İkinci önemli sorunumuz insanlar birbirlerini küçümsüyor. Halbuki hepimiz eşit ve aynı türden gelmiş canlılarız. Bu bizi kutuplaştırarak ayrılmamıza ve kardeş olduğumuzu unutmamıza neden oluyor. Her bireyin özlük hakları olduğunu unutuyoruz onu kendi düşüncemize göre yargılıyoruz, buna hakkımız yok bu hak sadece mahkemelere ait.

Eğitimsiz insanlar mı, eğitilmemiş insanlar mı? Doğru cevap eğitilmemiş insanlar. Biz insanlar sadece kendimiz sahip olmak istiyoruz, sadece biz ve bize benzeyen çocuklarımız yeteneklerimize sahip olmalı. Oysaki her insanın farklı yetenekleri olduğunu unutuyoruz. Bize verilen hak insanları yargılamak değil onlara kendi yeteneklerimizi de katarak tüm dünyaya yararlı birer birey olarak yetiştirmek. Ne yazık ki çoğu ülkenin eğitim sistemi öğrencilerin yetenek ve ilgi alanlarına göre değil. Daha çok o ülkenin hükümet yapısı ve bulunduğu coğrafya ile ilgili.
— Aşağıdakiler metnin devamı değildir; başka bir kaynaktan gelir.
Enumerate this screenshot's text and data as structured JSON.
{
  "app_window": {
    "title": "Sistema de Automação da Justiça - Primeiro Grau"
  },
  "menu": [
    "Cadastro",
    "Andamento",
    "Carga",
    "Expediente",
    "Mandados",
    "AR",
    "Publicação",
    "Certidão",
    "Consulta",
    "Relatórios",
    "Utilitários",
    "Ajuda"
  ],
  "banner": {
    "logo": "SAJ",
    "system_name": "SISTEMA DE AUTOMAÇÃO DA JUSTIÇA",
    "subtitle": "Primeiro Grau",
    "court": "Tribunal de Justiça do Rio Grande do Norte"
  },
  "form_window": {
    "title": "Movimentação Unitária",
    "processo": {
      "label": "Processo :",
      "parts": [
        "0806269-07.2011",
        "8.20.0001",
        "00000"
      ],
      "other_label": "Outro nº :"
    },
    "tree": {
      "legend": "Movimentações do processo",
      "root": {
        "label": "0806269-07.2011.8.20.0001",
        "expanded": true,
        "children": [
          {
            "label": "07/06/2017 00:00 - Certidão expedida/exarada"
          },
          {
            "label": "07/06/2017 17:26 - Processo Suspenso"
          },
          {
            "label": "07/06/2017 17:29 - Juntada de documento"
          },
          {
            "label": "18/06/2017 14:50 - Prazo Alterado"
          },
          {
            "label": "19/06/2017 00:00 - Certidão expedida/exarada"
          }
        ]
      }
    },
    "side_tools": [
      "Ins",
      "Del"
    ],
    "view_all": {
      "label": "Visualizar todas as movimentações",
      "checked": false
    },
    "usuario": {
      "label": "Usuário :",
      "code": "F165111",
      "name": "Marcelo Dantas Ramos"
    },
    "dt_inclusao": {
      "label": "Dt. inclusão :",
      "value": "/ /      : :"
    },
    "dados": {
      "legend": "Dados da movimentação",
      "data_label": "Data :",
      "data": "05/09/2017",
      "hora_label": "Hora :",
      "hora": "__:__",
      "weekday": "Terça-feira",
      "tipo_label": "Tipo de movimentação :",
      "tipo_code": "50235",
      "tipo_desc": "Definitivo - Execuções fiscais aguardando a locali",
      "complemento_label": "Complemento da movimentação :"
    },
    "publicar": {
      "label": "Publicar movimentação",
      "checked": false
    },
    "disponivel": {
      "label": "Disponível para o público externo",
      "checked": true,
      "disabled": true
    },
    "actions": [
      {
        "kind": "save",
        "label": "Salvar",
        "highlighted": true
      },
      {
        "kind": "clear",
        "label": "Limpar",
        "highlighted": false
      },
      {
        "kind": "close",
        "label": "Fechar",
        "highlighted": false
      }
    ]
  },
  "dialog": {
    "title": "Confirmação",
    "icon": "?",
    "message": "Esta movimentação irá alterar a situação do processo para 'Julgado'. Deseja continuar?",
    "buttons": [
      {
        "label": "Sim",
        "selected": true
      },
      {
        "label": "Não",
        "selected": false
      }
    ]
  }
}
Ben bu zincirleri kırarak beraber yaşadığım tüm insanlara barışı getireceğim, ama ilk önce kendi çevremi barışın doğruluğuna, adaletin doğruluğuna inandırmam gerek. Barış bir kelimeden ibaret değildir barış başlı başına bir tutkudur. Biz insanoğlu bu tutkuyu belki yarın belki de hiçbir zaman tadamayacağız. Ben barış tutkunu bir insanım bir gün barışın bu topraklara geleceğine inanıyorum.

TOPRAĞA DÜŞEN

Ona “Haydi
Savaşa dediler
Başkaca birşey
Söylemediler

Aldılar köyünden
Davulla zurnayla
Geride üç çocuk
Bir eş ve bir ana

Eline bir silah
Tutuşturdular
Ve karşılaştı
Düşman ordular

Vurulup düştü
İlk çatışmada
Göğsünde bir oyuk
Üç delik alnında

“Ey bu topraklar için
Toprağa düşen”
Bir karış toprağın 
Var mıydı yaşarken?

Ataol BEHRAMOĞLU

 

(Visited 130 times, 1 visits today)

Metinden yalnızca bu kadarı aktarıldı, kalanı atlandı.